A great part of the fun arises from the fact that C.’s book is clearly a labor of love, and one can positively feel the author’s excitement at having uncovered yet another Empedoclean passage, Creationist website, or Flann O’Brien novel that may have some bearing on Lucretius. The book is a treasure-trove of odd and fascinating information, including, for example, everything you always wanted to know about the topos of eating acorns (pp. 200-202) and about the onomatopoetic expressions different languages use to depict the whinnying of horses (e.g., “Hungarian: nyihaha, Icelandic: hoho, Thai: hee hee (with high tone),” etc., a list of which Borges would have been proud; p. 316, with reference to a website by Cathy Ball). Unfortunately, the short index is not up to providing satisfactory access to this wealth of topics (alas, no “acorns”), but the book offers a different and extremely useful service to the reader in its two appendices.
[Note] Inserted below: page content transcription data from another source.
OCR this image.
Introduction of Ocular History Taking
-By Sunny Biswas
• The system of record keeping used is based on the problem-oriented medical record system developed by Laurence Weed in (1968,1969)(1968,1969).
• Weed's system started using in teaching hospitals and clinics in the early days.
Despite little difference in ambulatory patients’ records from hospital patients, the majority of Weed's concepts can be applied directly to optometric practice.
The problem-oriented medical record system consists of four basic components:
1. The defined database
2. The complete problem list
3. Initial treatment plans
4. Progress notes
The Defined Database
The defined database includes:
These are a “Table of Themes in Accounts of Creation, Zoogony, and Anthropogony” and a “Table of Themes in Prehistories and Accounts of the Golden Age (including Isles of the Blessed, Ideal States, Noble Savages, etc.),” which list hundreds of passages from antiquity and beyond on such topoi as the autochthonous birth of human beings, the absence of seafaring in the early stages of prehistory, and, indeed, the diet of acorns, which is traced from Hesiod to Mary Shelley. Generations of scholars will find these appendices a helpful and fascinating tool.
C.’s book, if somewhat idiosyncratic, constitutes a major contribution to the study of Lucretius and the history of ideas. Anybody interested in the De rerum natura, Epicurean philosophy, and the various contentious issues surrounding the question of creation versus evolution and the early development of the human species will do well to consult it.